Why does everybody kiss up to this guy as far as his political intelligence goes? All he knows how to do is throw a baseball. He isn’t always good at that.

It’s been a few days since Yankee Magazine announced its New Hampshire Cookie Primary. In it, the nice Presidential folks submitted their favorite cookie recipes. Readers can rate the recipes online, and a panel of judges will also vote for their favorites on December 14 after the recipes are baked by culinary students at Southern New Hampshire University.

And, shock of shocks, Rep. Ron Paul so far appears to be the winner – if you go by the ratings at the website to date. There isn’t a single rating for any of the candidates’ recipes, but for Mrs. Paul’s Apricot Coconut Balls, 99% said they would make the recipe again, and an anonymous commenter said, “This was so easy! A great recipe that the kids can help with!”

But if Mrs. Paul’s recipe doesn’t win in New Hampshire next month, count on Paul’s supporters to claim that the panel was biased because the culinary student who baked it didn’t use enough condensed milk.

Meanwhile, amateur gender studies specialist and fulltime journalist Stephen Dinan at the Washington Times points out an interesting trend. While Democratic male contributors were mixed on whether or not the recipe they offered was their own, or just their wife’s/grandmother’s, not a single Republican candidate indicated that he baked these cookies himself.

But I’m sure they all like to lick the bowl.

Rudy’s Lousy Holidays

Posted by Paul Curtis on November 20th, 2007

The news has been bad for Rudy Giuliani lately, as he faces the prospect of third-place finishes in both Iowa and New Hampshire even while influential party leaders denounce him as bad for the GOP. And it keeps getting worse:

Rudolph W. Giuliani’s image as 9/11 mayor took a double hit Monday as he lost a key endorsement from the Sept. 11 commission chair to a rival, and New York firefighters and families of victims of the terrorist attacks took their campaign against him to New Hampshire.

Tom Kean, chair of the 9/11 Commission — and a Republican for Rudy’s neighboring state of New Jersey — kicked another hole in the 9iu11iani story yesterday, endorsing John McCain for president. “To the extent that we’ve been less vulnerable to attacks that we suffered on 9/11, it’s in a large part due to the extraordinary leadership of John McCain,” said Kean.

The idea that McCain has singlehandedly kept America safe for the last six years is almost as laughable as the notion that Rudy Giuliani is in some way qualified to be commander in chief because he happened to be around during the World Trade Center attack, but if Rudy can’t lock up the 9/11 commissioner — who is, again, from New Jersey — it just doesn’t look good at all.

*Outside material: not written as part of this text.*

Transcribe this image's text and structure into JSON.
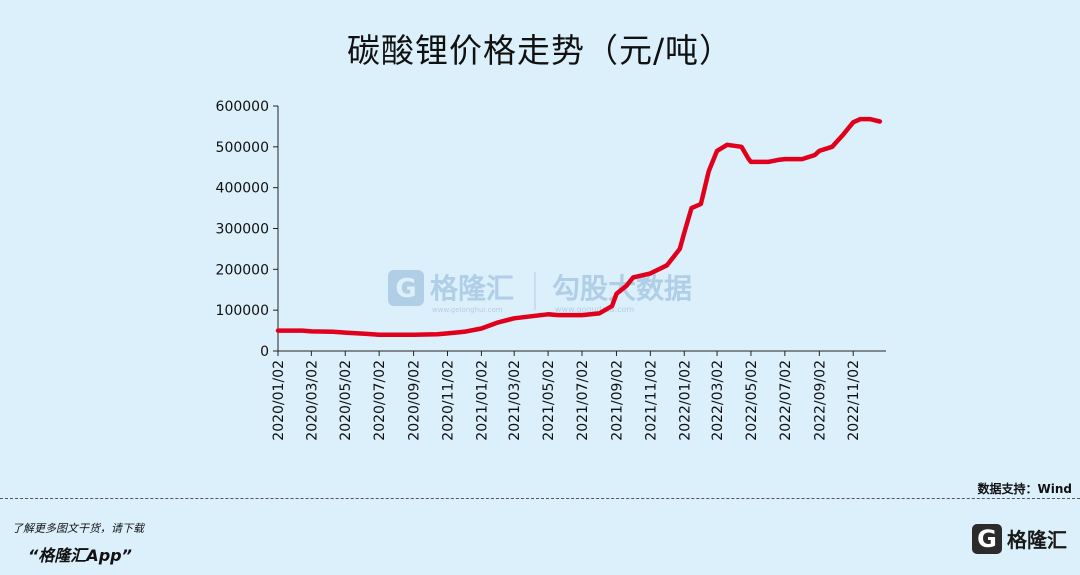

Adding to his woes, the firefighters who have been going after Rudy for some time now, over what they consider to be his failures before, on and after 9/11, are thinking about forming a 527. They held a town hall yesterday in New Hampshire, reporting that voters were “shocked” by what they had to say.

In the hypothetical Giuliani vs. Clinton matchup, we keep hearing about Hillary’s high negatives and Rudy’s high positives. What we hear much less often — and this is not meant as an endorsement of Hillary — is that her numbers really have nowhere to go but up. And Rudy’s, as we’re learning, have nowhere to go but down.